Он попробует! И, возможно, ничего у него не выйдет. А это чудовище спустит с меня колготки и сунет в кислоту! Я так решительно и негодующе замотала головой, что даже ткнулась лбом в его подбородок, черствый и шершавый, как напильник. Он снова пыхнул на меня жаром и еще больше понизил голос:
— Если вы не готовы помочь правоохранительным органам таким образом, я не вправе вас принуждать. Что ж, поступим иначе. Вам нужно сейчас незаметно выйти из троллейбуса. Я постараюсь прикрыть вас. Мы проберемся к выходу, а когда двери откроются, дайте всем выйти и войти. Затем в самую последнюю минуту прыгните вон. Троллейбус тронется, и никто не сможет вас настигнуть. Вы же со всех ног бегите домой. Хорошенько запритесь, не забудьте! Идет? А если что-то не получится, если маньяк будет, скажем, и завтра вас преследовать… Не удивляйтесь, жертву он выбирает тщательно, обязательно красивую, а вы, судя по всему, красивы!.. Вот вам на всякий случай моя визитная карточка. Звоните сегодня же и вообще в любое время дня и ночи.

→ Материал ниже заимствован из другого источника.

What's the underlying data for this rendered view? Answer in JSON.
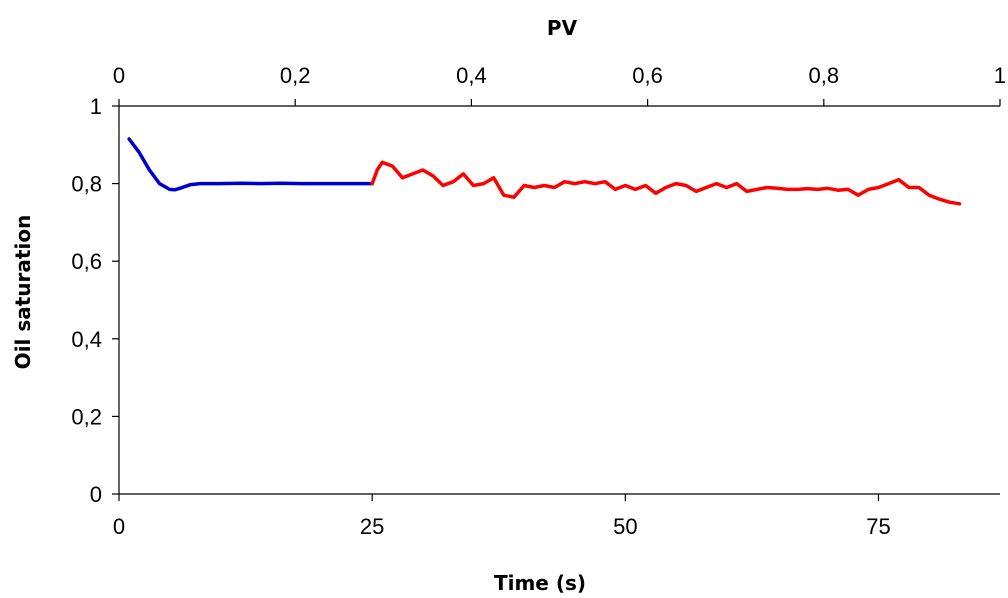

Он сунул мне в руку довольно засаленную карточку с обмятыми уголками и шепнул: «Пошли!» Я прижала к груди карточку и на полусогнутых ногах, чтобы даже верхушка моей прически не высовывалась из-за кожаного плеча капитана, двинулась за ним. Фартуков ловко скользил к выходу. Когда он хватался при этом за поручни, его сухощавая кисть с лиловыми ногтями оказывалась прямо у меня под носом. И я увидела нечто странное: большой палец Фартукова украшал перстень невероятно тонкой работы. Это была извилистая змейка, вся в золотых бороздках, пупырчатая. Она обвивала милицейский палец и тянула прямо ко мне узорную остренькую головку. Два красных глаза, крохотных, но отчетливо круглых, вспыхивали в глубине тусклым отраженным огнем. Я никогда не видела ничего подобного. По-моему, такого вообще не может быть! Дело в том, что некогда, то ли ко дню рождения, то ли еще по какому-то поводу, ученики подарили мне альбом «Алмазный фонд России», и я отлично представляю все знаменитые драгоценности. Так вот, в сравнении с этой змейкой чудеса Алмазного фонда — не более, чем грубые поделки, сработанные молотком и зубилом. Мне на миг даже показалось, что странная змейка злорадно приоткрыла крохотный рот, и в нем замелькало быстрое золотое жальце. Это уж совсем невероятно! Я что, с ума схожу?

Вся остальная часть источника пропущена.